Asking people in mass to switch from MS and Mac to anything else is a heavy lift. They have had 30 years of entrenchment and the average person has no clue of the differences just the cost, availability, and ease of use. it is like asking to go from toilet paper to bidets (not a comment on the value of the products just the pain in switching from a long-term highly available item to one not yet mainstream for society).
“Asking people in mass to switch from MS and Mac to anything else is a heavy lift.”
I do agree.(except one thing)
That’s why I responded to the “hill to die on” comment.
Someone who thinks this is a “hill to die on” will stop being an “average person” and they will go die on the hill, they will make the “heavy lift” a reality and they will switch.
Thus why I said, you can tell who the posers and fakers are who do not think this is a hill to die on - they’re sticking with Win/Mac. This is easy.
The one point I disagree with is the “asking people in mass”
I’m only asking people right now who believe this is a hill to die on.

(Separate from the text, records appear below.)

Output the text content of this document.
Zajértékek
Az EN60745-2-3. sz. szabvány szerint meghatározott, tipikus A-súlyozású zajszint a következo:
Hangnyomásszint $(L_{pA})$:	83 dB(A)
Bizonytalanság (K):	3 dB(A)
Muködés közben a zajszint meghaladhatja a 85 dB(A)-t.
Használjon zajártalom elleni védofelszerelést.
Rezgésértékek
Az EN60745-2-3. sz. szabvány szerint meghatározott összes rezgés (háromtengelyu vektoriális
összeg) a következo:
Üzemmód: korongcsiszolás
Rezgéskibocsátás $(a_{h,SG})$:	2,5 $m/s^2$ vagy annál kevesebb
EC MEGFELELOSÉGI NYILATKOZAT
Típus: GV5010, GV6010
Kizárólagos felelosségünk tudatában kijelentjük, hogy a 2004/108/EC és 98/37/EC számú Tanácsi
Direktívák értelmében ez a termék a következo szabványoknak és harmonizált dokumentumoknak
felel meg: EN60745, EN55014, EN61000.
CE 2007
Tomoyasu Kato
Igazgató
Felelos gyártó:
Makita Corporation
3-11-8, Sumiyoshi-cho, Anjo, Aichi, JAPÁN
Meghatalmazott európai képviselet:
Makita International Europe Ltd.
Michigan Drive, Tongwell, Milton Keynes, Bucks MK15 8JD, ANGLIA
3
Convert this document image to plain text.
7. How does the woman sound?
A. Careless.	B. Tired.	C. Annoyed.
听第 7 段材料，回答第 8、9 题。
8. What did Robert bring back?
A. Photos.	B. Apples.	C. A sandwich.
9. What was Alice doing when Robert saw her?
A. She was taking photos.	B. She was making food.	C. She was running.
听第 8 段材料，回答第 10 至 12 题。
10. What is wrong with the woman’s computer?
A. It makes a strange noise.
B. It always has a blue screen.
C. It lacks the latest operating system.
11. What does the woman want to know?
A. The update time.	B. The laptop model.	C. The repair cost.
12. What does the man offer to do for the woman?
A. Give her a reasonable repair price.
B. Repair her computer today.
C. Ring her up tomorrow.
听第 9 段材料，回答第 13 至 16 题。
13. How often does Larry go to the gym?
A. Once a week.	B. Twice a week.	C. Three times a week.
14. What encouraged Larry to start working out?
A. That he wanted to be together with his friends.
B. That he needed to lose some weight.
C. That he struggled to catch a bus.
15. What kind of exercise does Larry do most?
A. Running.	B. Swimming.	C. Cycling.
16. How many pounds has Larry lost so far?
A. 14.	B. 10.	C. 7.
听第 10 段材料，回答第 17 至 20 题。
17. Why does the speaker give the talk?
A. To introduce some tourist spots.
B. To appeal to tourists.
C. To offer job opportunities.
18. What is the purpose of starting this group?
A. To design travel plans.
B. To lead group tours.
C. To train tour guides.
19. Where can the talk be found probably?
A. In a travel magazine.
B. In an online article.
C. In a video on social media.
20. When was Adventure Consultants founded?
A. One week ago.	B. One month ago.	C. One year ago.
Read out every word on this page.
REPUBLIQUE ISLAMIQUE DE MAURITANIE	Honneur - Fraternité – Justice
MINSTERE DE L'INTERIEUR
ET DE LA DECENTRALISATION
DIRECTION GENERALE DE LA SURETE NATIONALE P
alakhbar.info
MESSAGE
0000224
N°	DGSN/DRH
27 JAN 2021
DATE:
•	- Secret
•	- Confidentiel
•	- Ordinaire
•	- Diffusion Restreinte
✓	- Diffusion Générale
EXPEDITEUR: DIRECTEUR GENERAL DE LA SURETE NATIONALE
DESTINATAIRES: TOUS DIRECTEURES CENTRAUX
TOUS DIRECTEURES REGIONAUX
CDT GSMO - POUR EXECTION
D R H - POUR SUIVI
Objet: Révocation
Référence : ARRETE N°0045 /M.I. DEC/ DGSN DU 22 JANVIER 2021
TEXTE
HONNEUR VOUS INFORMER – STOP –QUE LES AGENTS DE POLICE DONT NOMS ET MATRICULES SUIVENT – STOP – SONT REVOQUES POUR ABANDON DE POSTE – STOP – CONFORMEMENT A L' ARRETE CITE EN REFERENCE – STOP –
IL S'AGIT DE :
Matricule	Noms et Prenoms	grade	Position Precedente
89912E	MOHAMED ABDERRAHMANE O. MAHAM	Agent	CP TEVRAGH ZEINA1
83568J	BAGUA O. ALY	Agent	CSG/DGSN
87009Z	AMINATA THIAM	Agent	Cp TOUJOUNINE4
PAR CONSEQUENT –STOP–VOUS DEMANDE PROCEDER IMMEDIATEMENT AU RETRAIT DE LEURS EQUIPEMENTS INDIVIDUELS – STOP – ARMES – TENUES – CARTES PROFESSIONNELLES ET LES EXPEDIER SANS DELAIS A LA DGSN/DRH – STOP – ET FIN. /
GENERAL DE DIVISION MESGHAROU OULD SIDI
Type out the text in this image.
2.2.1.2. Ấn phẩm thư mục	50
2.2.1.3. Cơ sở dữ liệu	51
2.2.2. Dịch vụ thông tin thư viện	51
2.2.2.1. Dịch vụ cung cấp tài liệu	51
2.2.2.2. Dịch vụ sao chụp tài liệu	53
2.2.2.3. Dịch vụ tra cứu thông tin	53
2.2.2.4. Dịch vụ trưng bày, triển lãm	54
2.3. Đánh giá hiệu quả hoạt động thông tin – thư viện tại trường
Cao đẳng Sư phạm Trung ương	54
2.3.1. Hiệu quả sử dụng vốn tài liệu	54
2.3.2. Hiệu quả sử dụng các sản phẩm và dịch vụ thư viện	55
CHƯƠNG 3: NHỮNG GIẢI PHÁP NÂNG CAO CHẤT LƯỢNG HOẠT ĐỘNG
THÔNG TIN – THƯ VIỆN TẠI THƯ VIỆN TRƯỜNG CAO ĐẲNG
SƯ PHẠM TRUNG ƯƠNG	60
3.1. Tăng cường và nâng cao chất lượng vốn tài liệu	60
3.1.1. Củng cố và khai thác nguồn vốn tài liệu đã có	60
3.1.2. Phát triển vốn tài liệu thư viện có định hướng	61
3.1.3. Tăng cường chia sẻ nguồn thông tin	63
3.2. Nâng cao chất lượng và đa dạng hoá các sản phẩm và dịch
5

Prove it. If you believe this is the hill? Prove it.
“Problem is people have been talking about “severe push-back” for ages but it’s all talk and never happens”
Yes.
That is because this is not a hill to die on.
“Most importantly resist Real ID compliance at all costs.”
So, which do you prefer, verification of citizenship or privacy?
“Real-ID” has already been given to non citizens, from what I have read.
goodnesswins wrote: ““Real-ID” has already been given to non citizens, from what I have read.”
I mispoke. One does not have to be a citizen to get REAL ID but one must be able to prove you are legally present. That really doesn’t change my poing you can’t get a REAL ID if you’re illegal.